Ebenso unter Druck stehen Filmemacher und bildende Künstler, vor allem dann, wenn ihre Kunst als „unislamisch“ oder regimekritisch angesehen wird, oder sie ihre Filme an ausländische Filmproduktionsfirmen verkaufen oder auch nur im Ausland aufführen (dazu wurde eine Genehmigungspflicht verhängt). Über zahlreiche Künstler wurden Strafen wegen zumeist

„regimefeindlicher Propaganda“ und anderen Anschuldigungen verhängt. Viele sind regelmäßig in Haft bzw. zu langjährigen Tätigkeits- und Interviewverboten verurteilt (ÖB Teheran 10.2019).

Präsident Rohani hatte in seiner Wahlkampagne eine Lockerung der Zensurpolitik versprochen. Zeitweise wurden einige soziale Netzwerke wieder freigegeben. Rohani bezeichnete den Zugang zum Internet als „Bürgerrecht“ und ist selbst auf Twitter und Facebook aktiv (beide aktuell in Iran gesperrt, wobei dies durch viele Iraner mittels VPN umgangen wird). Trotz seiner vielversprechenden Aussagen und einer (teils heftig geführten) öffentlichen Diskussion insbesondere zum Thema „Cyberspace“ hat sich die Situation aber nicht signifikant verbessert, im Gegenteil: Im ersten Halbjahr 2018 wurde die überaus beliebte Messenger App „Telegram“ gesperrt. Es gibt weiterhin Polizeiaktionen gegen auf Instagram erfolgreichen Frauen, die „unsittliche“ Inhalte (Fotos ohne Kopftuch, Make-up-Videos, Tanzvideos, usw.) teilen (ÖB Teheran 10.2019). Die Messenger App Telegram hatte in Iran mehr als 40 Millionen Nutzer. Auch Facebook und Twitter bleiben blockiert, genauso wie hunderte andere Webseiten (HRW 17.1.2019).

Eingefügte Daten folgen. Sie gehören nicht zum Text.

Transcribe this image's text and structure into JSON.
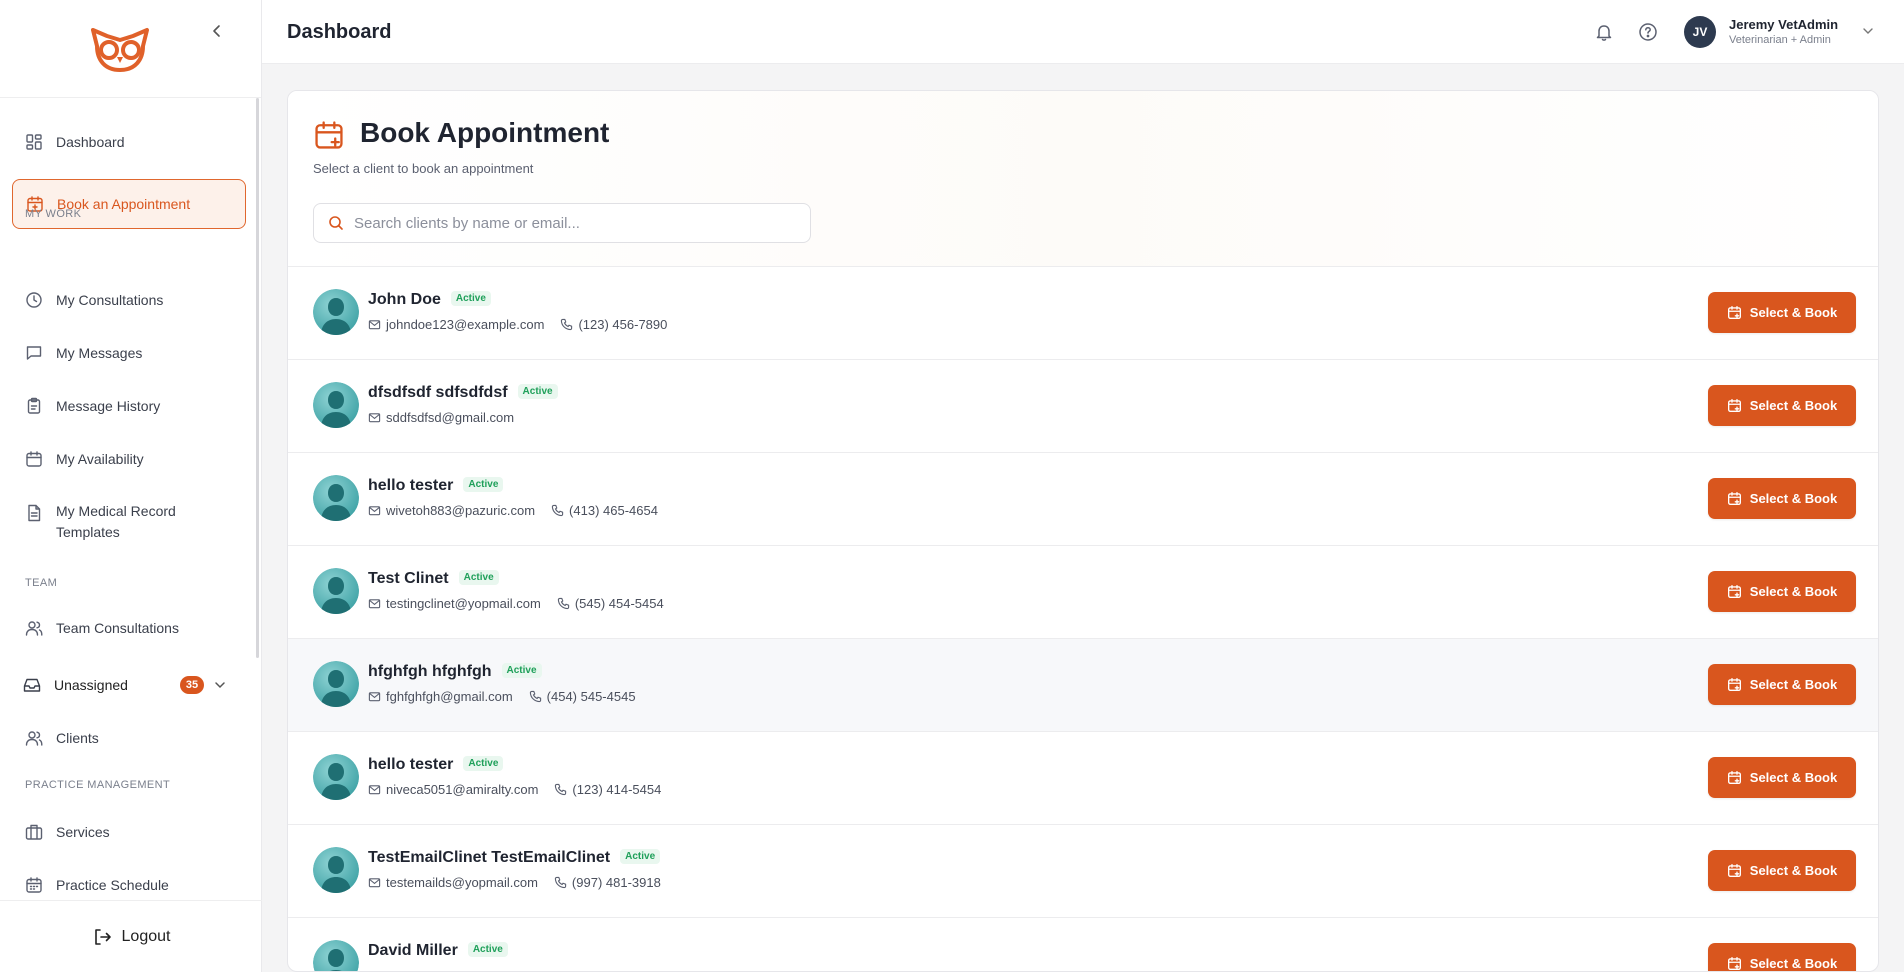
{
  "colors": {
    "accent": "#d9561e",
    "active_bg": "#fdf1ea",
    "status_green": "#1fa05a",
    "avatar_teal": "#2a9ca0"
  },
  "header": {
    "title": "Dashboard",
    "user": {
      "initials": "JV",
      "name": "Jeremy VetAdmin",
      "role": "Veterinarian + Admin"
    }
  },
  "sidebar": {
    "items": [
      {
        "label": "Dashboard",
        "icon": "layout-grid-icon"
      },
      {
        "label": "Book an Appointment",
        "icon": "calendar-plus-icon",
        "active": true
      },
      {
        "label": "My Consultations",
        "icon": "clock-icon"
      },
      {
        "label": "My Messages",
        "icon": "message-square-icon"
      },
      {
        "label": "Message History",
        "icon": "clipboard-icon"
      },
      {
        "label": "My Availability",
        "icon": "calendar-icon"
      },
      {
        "label": "My Medical Record Templates",
        "icon": "file-text-icon"
      },
      {
        "label": "Team Consultations",
        "icon": "users-icon"
      },
      {
        "label": "Unassigned",
        "icon": "inbox-icon",
        "count": "35"
      },
      {
        "label": "Clients",
        "icon": "users-icon"
      },
      {
        "label": "Services",
        "icon": "briefcase-icon"
      },
      {
        "label": "Practice Schedule",
        "icon": "calendar-days-icon"
      }
    ],
    "sections": {
      "my_work": "MY WORK",
      "team": "TEAM",
      "practice": "PRACTICE MANAGEMENT"
    },
    "logout": "Logout"
  },
  "main": {
    "title": "Book Appointment",
    "subtitle": "Select a client to book an appointment",
    "search_placeholder": "Search clients by name or email...",
    "button_label": "Select & Book",
    "clients": [
      {
        "name": "John Doe",
        "status": "Active",
        "email": "johndoe123@example.com",
        "phone": "(123) 456-7890"
      },
      {
        "name": "dfsdfsdf sdfsdfdsf",
        "status": "Active",
        "email": "sddfsdfsd@gmail.com",
        "phone": ""
      },
      {
        "name": "hello tester",
        "status": "Active",
        "email": "wivetoh883@pazuric.com",
        "phone": "(413) 465-4654"
      },
      {
        "name": "Test Clinet",
        "status": "Active",
        "email": "testingclinet@yopmail.com",
        "phone": "(545) 454-5454"
      },
      {
        "name": "hfghfgh hfghfgh",
        "status": "Active",
        "email": "fghfghfgh@gmail.com",
        "phone": "(454) 545-4545"
      },
      {
        "name": "hello tester",
        "status": "Active",
        "email": "niveca5051@amiralty.com",
        "phone": "(123) 414-5454"
      },
      {
        "name": "TestEmailClinet TestEmailClinet",
        "status": "Active",
        "email": "testemailds@yopmail.com",
        "phone": "(997) 481-3918"
      },
      {
        "name": "David Miller",
        "status": "Active",
        "email": "",
        "phone": ""
      }
    ]
  }
}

In der aktuellen Rangliste der Pressefreiheit von Reporter ohne Grenzen hat sich Iran um sechs Plätze verschlechtert und liegt nun an Position 173 (2019: 170) von 180. Reporter ohne Grenzen bezeichnet Iran als eines der größten Gefängnisse für Journalisten. Verhaftungen von professionellen Journalisten und nicht professionellen Journalisten, vor allem solche, die in sozialen Netzwerken posten, haben sich im Jahr 2018 gesteigert (ROG 2019).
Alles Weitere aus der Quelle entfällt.